Files: CLAUDE.md CORE.

  • "Act directly by default; delegate only for (a) high-volume tool output, (b) blast radius >3 files across layers, (c) genuine domain shift, (d) parallelizable independent work." Keep single-agent-for-coupled-tasks. Behavioral-contract change -> gate on fleet VERSION so behavior is consistent once all machines sync.

P3 — Knowledge architecture

Task 10: Tier the knowledge layers [P3]

Files: CLAUDE.md (recall order), session-logs/YYYY-MM/ reorg, memory-dream schedule, wiki frontmatter.

  • Recall order: scoped log grep (date-foldered) -> wiki (CONTEXT.md/article) -> memory. Reorganize logs into session-logs/YYYY-MM/ and recall via scoped grep — no monolithic INDEX (Gemini: it recreates bloat).
  • Memory: memory-dream --apply-safe on a schedule; /graduate finished-project memory into wiki/standards then delete. (No arbitrary file-count target — Grok.)
  • Wiki: last_verified + source_logs; merge via the Task 2 staging pattern.
  • Verify: a recovery query hits the right layer first; no memory restates a wiki article.

Deferred to a SEPARATE future spec (not this one)

  • Python port of the core harness (sync/save/hooks). This spec lands only the deterministic Bash fixes that are cheap + high-value: jq -n --arg for ALL shell JSON (fixes post-bot-alert.sh), a now-phoenix timestamp helper (PowerShell/Python, never TZ=America/Phoenix date), and the skills-deploy parity (already shipped 2026-06-08). A full port is its own spec (Gemini).

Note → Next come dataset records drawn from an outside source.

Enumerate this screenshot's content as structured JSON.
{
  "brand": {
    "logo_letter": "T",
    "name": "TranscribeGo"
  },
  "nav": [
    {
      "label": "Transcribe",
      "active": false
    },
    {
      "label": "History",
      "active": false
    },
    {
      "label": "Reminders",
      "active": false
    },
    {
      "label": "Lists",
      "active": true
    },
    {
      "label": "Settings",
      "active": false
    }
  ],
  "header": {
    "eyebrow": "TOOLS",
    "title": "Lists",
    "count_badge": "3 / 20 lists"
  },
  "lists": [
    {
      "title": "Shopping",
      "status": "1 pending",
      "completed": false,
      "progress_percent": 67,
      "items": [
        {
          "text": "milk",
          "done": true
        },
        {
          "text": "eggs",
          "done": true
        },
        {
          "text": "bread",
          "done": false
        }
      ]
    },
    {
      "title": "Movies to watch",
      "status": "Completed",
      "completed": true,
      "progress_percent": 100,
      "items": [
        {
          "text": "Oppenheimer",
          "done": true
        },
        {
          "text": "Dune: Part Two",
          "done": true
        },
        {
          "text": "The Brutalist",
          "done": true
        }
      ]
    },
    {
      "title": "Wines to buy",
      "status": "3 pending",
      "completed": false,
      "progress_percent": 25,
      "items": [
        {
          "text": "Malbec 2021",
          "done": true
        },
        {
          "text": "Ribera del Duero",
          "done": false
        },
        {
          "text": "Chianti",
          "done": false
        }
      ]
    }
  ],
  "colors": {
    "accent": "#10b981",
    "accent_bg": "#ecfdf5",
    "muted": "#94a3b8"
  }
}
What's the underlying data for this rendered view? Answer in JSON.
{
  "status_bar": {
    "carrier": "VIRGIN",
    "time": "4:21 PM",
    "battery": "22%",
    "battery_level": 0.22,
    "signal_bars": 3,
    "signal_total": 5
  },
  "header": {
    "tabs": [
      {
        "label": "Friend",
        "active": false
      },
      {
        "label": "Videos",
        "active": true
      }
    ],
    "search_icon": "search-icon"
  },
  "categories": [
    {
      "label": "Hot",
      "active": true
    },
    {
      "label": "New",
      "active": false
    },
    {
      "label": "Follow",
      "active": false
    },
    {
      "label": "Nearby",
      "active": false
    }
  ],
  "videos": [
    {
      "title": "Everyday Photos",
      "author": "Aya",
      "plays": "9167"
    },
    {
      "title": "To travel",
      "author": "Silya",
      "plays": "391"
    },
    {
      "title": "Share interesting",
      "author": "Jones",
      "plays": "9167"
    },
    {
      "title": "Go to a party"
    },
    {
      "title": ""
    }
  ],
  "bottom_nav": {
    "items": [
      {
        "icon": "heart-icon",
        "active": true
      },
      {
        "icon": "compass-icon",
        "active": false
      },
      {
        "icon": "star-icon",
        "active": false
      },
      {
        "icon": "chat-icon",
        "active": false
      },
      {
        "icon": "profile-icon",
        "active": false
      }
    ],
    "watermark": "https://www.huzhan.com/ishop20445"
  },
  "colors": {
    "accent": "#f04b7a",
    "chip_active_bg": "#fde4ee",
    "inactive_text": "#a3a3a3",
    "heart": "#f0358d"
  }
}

Task 12: Verification + fleet rollout (consolidated)

  • Single P0/P1 rollout checklist (replaces per-task verify repetition): /self-check green; real /save dry-run on a scratch branch; bump VERSION; coord-broadcast; other machines pull + re-sync.
  • Fleet-level success criteria: 2 consecutive days across ALL machines with zero conflict markers and zero submodule gitlink accidents; registry-injection tokens down >=50%; CLAUDE CORE <=1.5k.
  • Add harness smoke tests to /self-check: sync/save dry-run, skills-deploy dir non-empty, registry-size budget, guard self-test.